Scrap prices remained rangebound at the start of 2024

Scrap prices were flat-to-down in major regions on the back of additional supply and slow demand. Asian prices started 2024 on a better footing than those in Europe and the USA. Scrap prices typically rise in January due to tighter supply of both prime and obsolete grades of scrap. However, steady automotive production and a milder winter in most major supply markets resulted in greater availability of scrap.

Scrap prices weakened in the west on higher availability

The CRUmpi declined by 1.1% m/m to 330.7 in January, compared to a 5.5% m/m increase in January 2023. This atypical m/m decline for the index was driven by a mix of better seasonal supply and weaker demand across major regions. The US market witnessed lower m/m bids for prime and secondary grades from steelmakers which led to a m/m price decrease, although to a lesser degree than initially suggested. Scrap export sales to Turkey also weakened for US suppliers as Turkish buyers lowered their bids, citing their inability to pass through costs to consumers.

In Europe, scrap buyers and sellers were slow to return to business from the holidays. Sellers intended to raise prices by €5–10 /t, given the recent upward momentum in finished steel prices and restricted availability. However, scrap prices ended up declining slightly m/m due to lack of buying interest as many buyers restocked ahead of the new year and steel end-use demand did not significantly pick up.

In Asia, South Korean and Chinese markets were outliers to the general flat-to-down trend for scrap prices. The price upswing in both these markets was a consequence of strong restocking demand. Several EAF based mills in China built up stock well ahead of the upcoming Chinese New Year holidays in February, as they anticipated scrap availability to drop from late January. Meanwhile, some steelmakers in Japan and South Korea decided against stocking up scrap because of weak steel market conditions amid high finished steel inventory and upcoming maintenance schedules.

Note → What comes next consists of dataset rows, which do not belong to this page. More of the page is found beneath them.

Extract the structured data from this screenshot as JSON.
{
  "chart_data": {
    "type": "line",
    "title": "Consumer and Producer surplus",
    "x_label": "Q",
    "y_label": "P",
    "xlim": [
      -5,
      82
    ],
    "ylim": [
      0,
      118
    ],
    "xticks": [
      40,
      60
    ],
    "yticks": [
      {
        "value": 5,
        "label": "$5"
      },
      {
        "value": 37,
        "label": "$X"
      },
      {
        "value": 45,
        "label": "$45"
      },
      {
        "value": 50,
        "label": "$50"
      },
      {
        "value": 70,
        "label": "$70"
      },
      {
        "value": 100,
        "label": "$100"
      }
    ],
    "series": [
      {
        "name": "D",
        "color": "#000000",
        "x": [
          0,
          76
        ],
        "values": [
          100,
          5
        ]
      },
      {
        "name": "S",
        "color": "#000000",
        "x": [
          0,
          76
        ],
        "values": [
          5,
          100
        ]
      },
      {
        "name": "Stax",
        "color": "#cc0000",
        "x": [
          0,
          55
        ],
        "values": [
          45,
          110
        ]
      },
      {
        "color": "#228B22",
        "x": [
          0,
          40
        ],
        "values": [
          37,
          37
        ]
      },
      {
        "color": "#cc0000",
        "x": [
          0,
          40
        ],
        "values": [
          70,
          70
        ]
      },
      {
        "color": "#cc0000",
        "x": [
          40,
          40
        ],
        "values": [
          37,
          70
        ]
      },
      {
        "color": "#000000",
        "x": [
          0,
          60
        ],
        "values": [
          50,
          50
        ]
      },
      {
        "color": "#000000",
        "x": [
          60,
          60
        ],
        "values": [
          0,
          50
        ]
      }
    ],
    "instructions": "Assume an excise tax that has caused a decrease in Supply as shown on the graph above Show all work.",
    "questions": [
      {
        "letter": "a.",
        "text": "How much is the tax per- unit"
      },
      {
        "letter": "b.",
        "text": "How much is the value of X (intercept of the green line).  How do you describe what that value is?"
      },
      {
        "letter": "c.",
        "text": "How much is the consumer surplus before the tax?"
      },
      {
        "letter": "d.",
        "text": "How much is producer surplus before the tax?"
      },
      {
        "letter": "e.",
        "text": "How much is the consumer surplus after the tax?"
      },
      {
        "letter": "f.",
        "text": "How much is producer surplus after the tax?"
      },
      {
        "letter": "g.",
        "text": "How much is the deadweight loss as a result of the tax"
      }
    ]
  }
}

Pig iron prices rose in most markets, except for Europe

Among ore based metallics, prices of pig iron rose m/m in all major regions aside from Europe on improved buying, while those of DRI/HBI remained stable m/m. US demand for pig iron was robust at a time when availability of Brazilian material increased after tightening in the previous month. Meanwhile, supply from Ukraine improved with the opening of new sea corridors. European buyers were slow to return from the holidays, despite reduced access to Russian supply as part of the new EU sanctions package, which includes restrictions on pig iron imports and started in December.